Dwarf fruit trees are deliberately kept smaller than standard fruit trees by pruning, limiting root space and fertilizer or grafting onto the rootstock of a smaller tree. Gardeners grow these trees in limited space as ornamental plants or for fruit production in miniature gardens. In Japanese culture, you'll often see these trees grown in bonsai pots.
The dwarf fruit tree can grow in space with 8 feet all around and it doesn't live as long as larger trees. The semi-dwarf fruit tree is a little larger and needs 15 feet in diameter in which to grow. You must prune it every year to prevent it from over- balancing or growing too tall.

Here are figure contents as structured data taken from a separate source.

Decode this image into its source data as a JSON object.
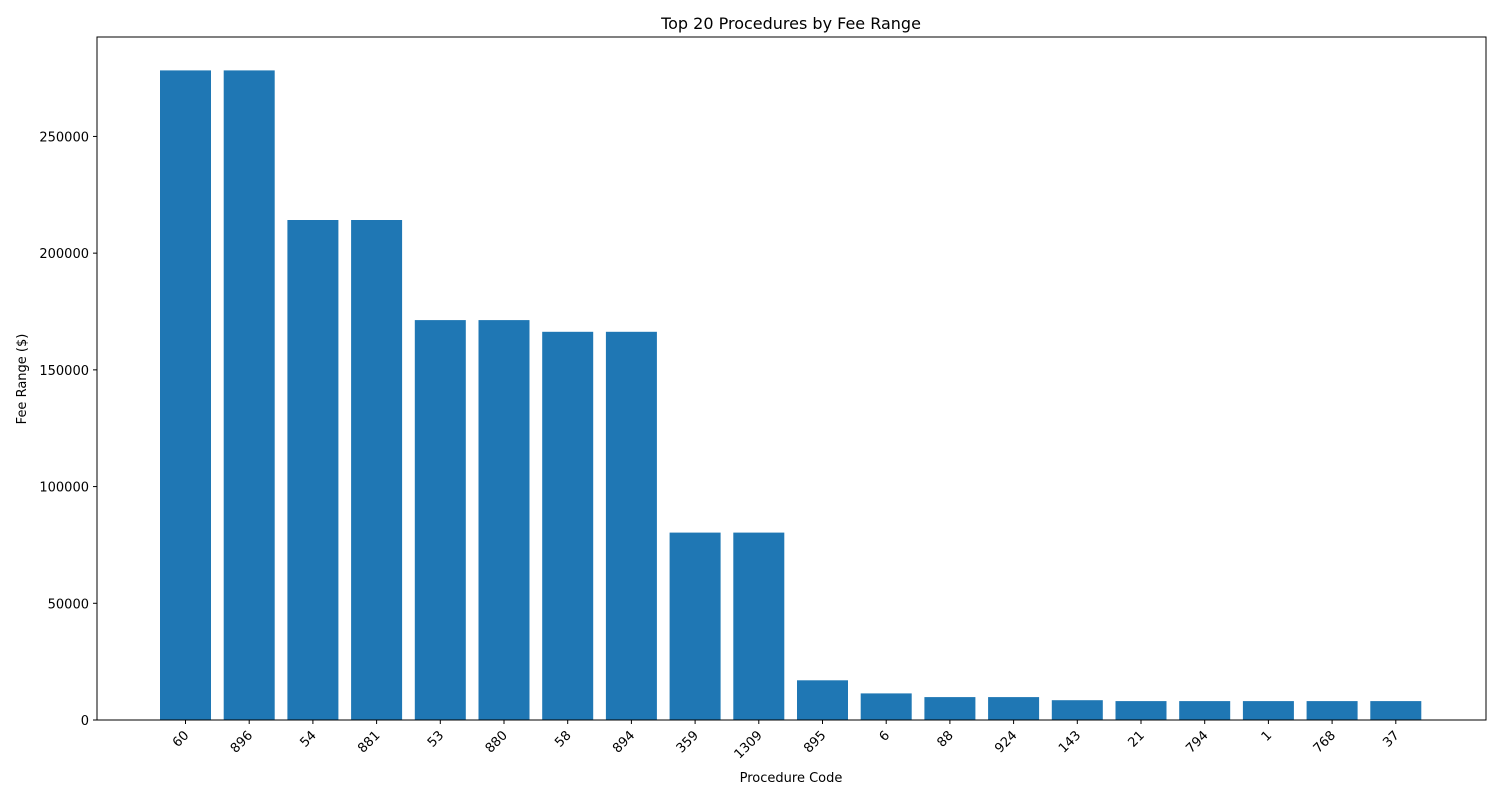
{
  "chart_data": {
    "type": "bar",
    "title": "Top 20 Procedures by Fee Range",
    "xlabel": "Procedure Code",
    "ylabel": "Fee Range ($)",
    "categories": [
      "60",
      "896",
      "54",
      "881",
      "53",
      "880",
      "58",
      "894",
      "359",
      "1309",
      "895",
      "6",
      "88",
      "924",
      "143",
      "21",
      "794",
      "1",
      "768",
      "37"
    ],
    "values": [
      278300,
      278300,
      214200,
      214200,
      171300,
      171300,
      166300,
      166300,
      80300,
      80300,
      17000,
      11400,
      9800,
      9800,
      8500,
      8100,
      8100,
      8100,
      8100,
      8100
    ],
    "ylim": [
      0,
      292600
    ],
    "yticks": [
      0,
      50000,
      100000,
      150000,
      200000,
      250000
    ],
    "ytick_labels": [
      "0",
      "50000",
      "100000",
      "150000",
      "200000",
      "250000"
    ],
    "grid": false,
    "bar_color": "#1f77b4"
  }
}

The smaller trees are easier to grow, maintain and harvest while still producing a good amount of fruit. You can plant multiple trees within a small space, if you keep each tree small. Your orchard can grow several trees with each bearing a different type of fruit, too.
The dwarf tree produces standard-sized fruit within five years but the amount is less than larger trees. The semi-dwarf will make hundreds of pieces of fruit per year, with the occasional year off after a heavy yield. The larger dwarf tree produces fruit for up to 20 years and is the most widely planted type of fruit tree among gardeners today.
A dwarf tree in a container is easier to handle and will produce fruit faster than their outdoor counterparts. Use a plastic, clay, wood, ceramic or metal pot with drainage holes. If you purchase a miniature fruit tree from a nursery, then the container you choose should also measure half a foot wider than the tree's pot at the nursery.
Some small fruit trees can grow in partial sun but most prefer full sunlight. Plant your miniature tree in well-drained, non-compact soil and allow the surface of the soil to dry out before applying water. Feed it approximately every month or month and a half during the growing season. Prune regularly to keep the tree's shape, particularly during the dormancy season. Re-pot the dwarf fruit tree every two years.